A challenge to the UK corporates and to large parts of Government is simply to let more contracts to smaller businesses. Your performance will improve, the SME sector will be healthier and the UK economy will benefit for all of us. Ernie Richardson of Eastwood Langley explains his argument…

One of the few things in business that just about everybody agrees on is the importance of the SME sector to the UK economy. This was re-iterated in February 2014’s report from the CBI calling for more equity finance in SMEs. These smaller companies are our major source of employment growth, exports, and innovation. But despite the fact that this understanding of the significance of the SME sector to the UKs economic well-being, small businesses continue to be poorly handled by Government (particularly HMRC), by the high street banks and by large corporates.

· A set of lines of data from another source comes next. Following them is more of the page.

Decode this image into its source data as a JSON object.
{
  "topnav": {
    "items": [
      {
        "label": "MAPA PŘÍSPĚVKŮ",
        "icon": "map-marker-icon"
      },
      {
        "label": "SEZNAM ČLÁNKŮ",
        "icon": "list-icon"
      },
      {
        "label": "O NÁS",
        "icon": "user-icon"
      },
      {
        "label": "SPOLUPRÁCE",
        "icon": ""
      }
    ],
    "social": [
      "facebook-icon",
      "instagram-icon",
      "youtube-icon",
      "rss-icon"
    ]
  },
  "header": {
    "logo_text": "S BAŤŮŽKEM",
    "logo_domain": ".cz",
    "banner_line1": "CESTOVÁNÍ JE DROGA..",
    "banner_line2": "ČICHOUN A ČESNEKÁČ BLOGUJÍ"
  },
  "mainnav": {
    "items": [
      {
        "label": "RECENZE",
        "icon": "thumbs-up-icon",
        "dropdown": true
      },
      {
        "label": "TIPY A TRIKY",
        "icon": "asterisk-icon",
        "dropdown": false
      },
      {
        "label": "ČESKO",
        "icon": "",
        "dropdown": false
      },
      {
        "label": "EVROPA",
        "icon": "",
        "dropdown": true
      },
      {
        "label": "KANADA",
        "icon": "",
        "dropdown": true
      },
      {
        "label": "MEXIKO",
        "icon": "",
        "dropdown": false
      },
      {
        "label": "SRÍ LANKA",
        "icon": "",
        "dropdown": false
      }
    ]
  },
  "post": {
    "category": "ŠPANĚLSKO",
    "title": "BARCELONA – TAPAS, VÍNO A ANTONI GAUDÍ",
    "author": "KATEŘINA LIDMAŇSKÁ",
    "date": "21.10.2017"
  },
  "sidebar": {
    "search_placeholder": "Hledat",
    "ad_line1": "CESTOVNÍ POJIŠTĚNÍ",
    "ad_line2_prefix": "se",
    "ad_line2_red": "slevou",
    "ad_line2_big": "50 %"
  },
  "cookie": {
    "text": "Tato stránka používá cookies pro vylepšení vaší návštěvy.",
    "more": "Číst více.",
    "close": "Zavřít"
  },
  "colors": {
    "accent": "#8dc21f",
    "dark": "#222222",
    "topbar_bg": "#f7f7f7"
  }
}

In addition to the CBI calling for more equity funding in SMEs, they suffer damage caused by late payment; mostly between large corporates and their SME suppliers and despite repeated attempts to encourage Banks to expand their support to this sector, overall bank lending to SMEs continues to fall. The common thread that runs through all the problems that afflict SMEs is a misunderstanding about what they need to generate growth and prosper. SMEs do not need more equity funding, bank lending, mentoring, grants or any of the other panoply of support packages available. What they need is business, and in particular significant contracts which are transformational; i.e. they are large in relation to the size of the SME.

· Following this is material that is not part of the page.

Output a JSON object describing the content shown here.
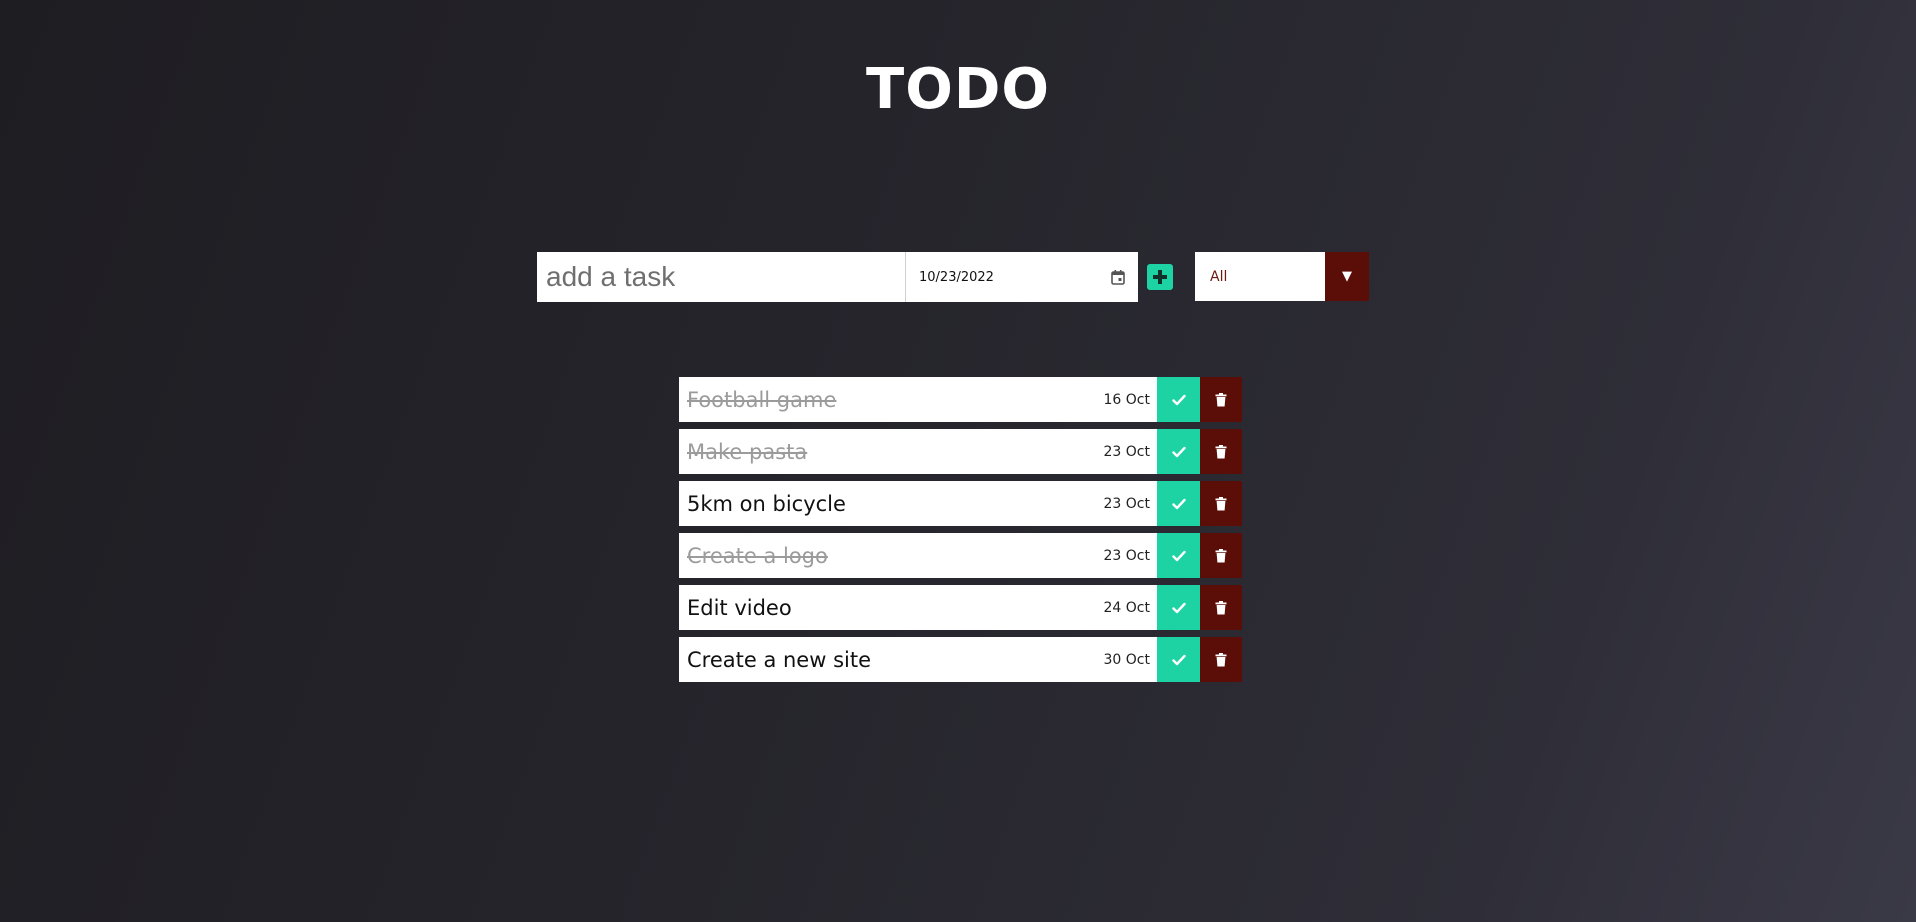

It is in securing and delivering such contracts that SMEs generate their own growth and their own internally generated capital. They also learn all the hard lessons which will serve them best when they move on to the next and bigger contract; including how to ensure they get paid on time! All the other support mechanisms available follow this primary requirement. Small businesses need business! But here’s the dilemma. Most SMEs would crawl over broken glass to deliver on a contract for a blue chip corporate. By contrast the usual suspects that many major corporates (inc. Government) award contracts to (large consultancy houses, other big blue chip companies etc.) regard small contracts as uneconomic.

Therefore these usual suspects spend their time trying to work up a small (£1m to £5m) contract into a more significant commitment. We all know how this works – get the client to change the spec, ‘shoe-horn’ work from other contracts so that they appear to fit this requirement etc. No innovation, no value for money and no commitment to deliver the contract. The client gets creamed, the contract work is poorly delivered and the SME loses out again.

So why do procurement managers almost always default away from SMEs? It’s because “Nobody got fired for buying IBM” A procurement manager letting say a £5m contract to an SME is on a hiding to nothing. If the SME succeeds (as when given the chance, they almost always do) then it’s business as usual. However, if they fail then someone’s neck is on the line. The same is not true if a large company fails to deliver on a contract (which they do!). There are some notable exceptions. Francis Maude in the current Government is an active supporter of using SMEs in Government because he understands the savings which can be made by doing so.

There are also a few enlightened corporates who understand the benefits in both innovation and value for money that SMEs can bring to their supply chain. But generally in the UK we still have a cultural aversion within businesses to increased use of SMEs.